My two year old son’s favorite bedtime stories this summer are from the No, David! series by David Shannon. David is the rambunctious main character in the set whose interests are primarily of the ultra-naughty variety. Evan loves these short stories, and for the sake of full disclosure, he has his share of David-esque behaviors. As a school psychologist, I found it impossible when flipping through No, David! and Shannon’s other books not to ask, “What is driving David’s behavior?” In-depth, scholarly analysis of the picture books led me to a clear conclusion: David craves attention. Need proof? Here are some of his behaviors and what I would imagine a candidly introspective David might explain:
David’s Attention Seeking Behaviors
- Walking to school in his underpants (“Sure is fun to have Mom playing chase while the kids in the neighborhood laugh with me!”)
- Eating dog treats (“They don’t taste that bad, and Dad paused the Eagles game to make sure I don’t do it again.”)
- Releasing a gratuitous, loud burp at the dinner table (“Mom and Dad took a break from talking to each other to speak to me. Plus, I noticed them kinda snickering to each other when they were done giving me the business.”)
- Making faces during the class photo (“Feels good to make an audience giggle! We’ll get to laugh some more in a few weeks when the pics are developed. Talk about a win win!”)
- Drawing on his desk at school (“When I draw on my desk, Ms. Nelson always has me stay after school to scrub my desk clean. One-on-one time with the boss! And when I am done cleaning, she gives me a sticker and tells me what a good job I did. Love my sweet teacher!”)
That is just a small sampling of David’s attention seeking exploits. All of us parents or teachers know a “David,” whether he or she is in your class or is your very own offspring (author’s note: I involuntarily raised my hand meekly after typing those last four words.). Here are a few tips to curb those attention seeking behaviors:
Strategies to Curb Attention Seeking Behaviors
- Practice planned ignoring of the negative behaviors. For instance, if David calls out in class, resist the temptation to scold or shoosh him, as that will only strengthen those behaviors. If his comments are not acknowledged after a few tries, you will see him resort to raising his hand to be heard which leads us to the next strategy…
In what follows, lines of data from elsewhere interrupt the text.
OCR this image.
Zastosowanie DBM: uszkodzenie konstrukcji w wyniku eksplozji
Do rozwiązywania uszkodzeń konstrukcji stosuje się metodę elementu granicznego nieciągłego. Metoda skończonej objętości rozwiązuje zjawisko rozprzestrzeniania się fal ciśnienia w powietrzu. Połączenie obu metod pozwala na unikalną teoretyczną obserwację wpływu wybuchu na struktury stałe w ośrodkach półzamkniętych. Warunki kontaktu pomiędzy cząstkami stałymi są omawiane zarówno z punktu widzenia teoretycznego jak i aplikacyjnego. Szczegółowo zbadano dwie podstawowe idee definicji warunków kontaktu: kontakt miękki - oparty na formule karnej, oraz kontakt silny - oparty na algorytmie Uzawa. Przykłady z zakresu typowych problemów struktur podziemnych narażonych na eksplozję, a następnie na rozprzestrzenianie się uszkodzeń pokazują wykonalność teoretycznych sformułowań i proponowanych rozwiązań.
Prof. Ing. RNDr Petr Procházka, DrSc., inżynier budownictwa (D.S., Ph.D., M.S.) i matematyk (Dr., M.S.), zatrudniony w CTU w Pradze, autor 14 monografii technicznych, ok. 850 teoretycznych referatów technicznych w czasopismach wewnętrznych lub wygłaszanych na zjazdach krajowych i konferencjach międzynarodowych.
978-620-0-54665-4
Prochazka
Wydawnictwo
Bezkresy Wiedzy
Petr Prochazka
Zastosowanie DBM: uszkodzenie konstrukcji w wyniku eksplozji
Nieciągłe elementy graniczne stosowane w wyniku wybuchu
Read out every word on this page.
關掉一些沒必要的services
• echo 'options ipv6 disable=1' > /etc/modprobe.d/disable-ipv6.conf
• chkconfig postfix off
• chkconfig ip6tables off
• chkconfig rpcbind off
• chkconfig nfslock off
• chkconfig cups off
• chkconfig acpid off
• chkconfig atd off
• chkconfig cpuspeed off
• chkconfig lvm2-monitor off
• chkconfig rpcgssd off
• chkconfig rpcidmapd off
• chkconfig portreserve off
- Catch him doing the right thing. When David calls out ten times and you have been strong in not acknowledging that, once his hand goes up, call on him. Add specific praise (i.e., “Thank you for raising your hand.”) so he knows why you gave him that desired attention. At home, it may be a matter of catching and praising David for eating his dinner without turning it into a potato man with string bean arms and chicken legs. This is simply (psychologist-babble alert) differentiating your reinforcement.
- Provide specific expectations for behaviors and practice them. One of my favorite illustrations in, “No, David!” is David in the bathtub splashing wildly, making a soggy mess of the bathroom. A practice session, done at a time that is not bath time, would help curb this behavior. Start by providing the bath expectations (i.e., always sit in the tub, play and have fun, but keep the water in the tub, etc.). Then practice them with some role-play in a dry tub. When real bath time arrives, remind David of the expectations, and praise him as they are met.
- Give responsibilities that redirect the negative behaviors into a positive direction. For instance, if David is frequently holding up the class as the last student in from recess, create a position for future play times where David serves to call his classmates in to line up when the period is done. Adding a whistle or bell for David to make that call makes this an even more enticing way to get some attention while complying with the teacher.
- Continue to love your child unconditionally. And make sure he or she knows it! Even when our children, at home or school, drive us to our wits’ end, assuring them that our love and caring never wains goes an immeasurable length towards raising our kids to be secure and confident adults.
Why Kids Act Out for Attention
All children crave attention in one form or another. It is their way of being reassured that they matter and are important to their moms and dads and teachers. And if they do not get that reassurance, our little ones are great at finding devious ways to trigger a reaction from their most loved adults. After all, while being scolded may not feel as good as a hug, it sure beats feeling ignored. But I should stress that having an attention seeking child is not an indictment on (insert your “David’s” name here) parents. Having a new baby in the home, professional demands, or various home stresses can make it difficult to completely fill that cup of desired attention. Our teachers would add that large class sizes or needy rosters contribute to that half-full cup. So when your “David” cranks up his naughtiness to 11, take a deep breath (or a gulp of wine) and remind yourself that it is because your attention is so coveted.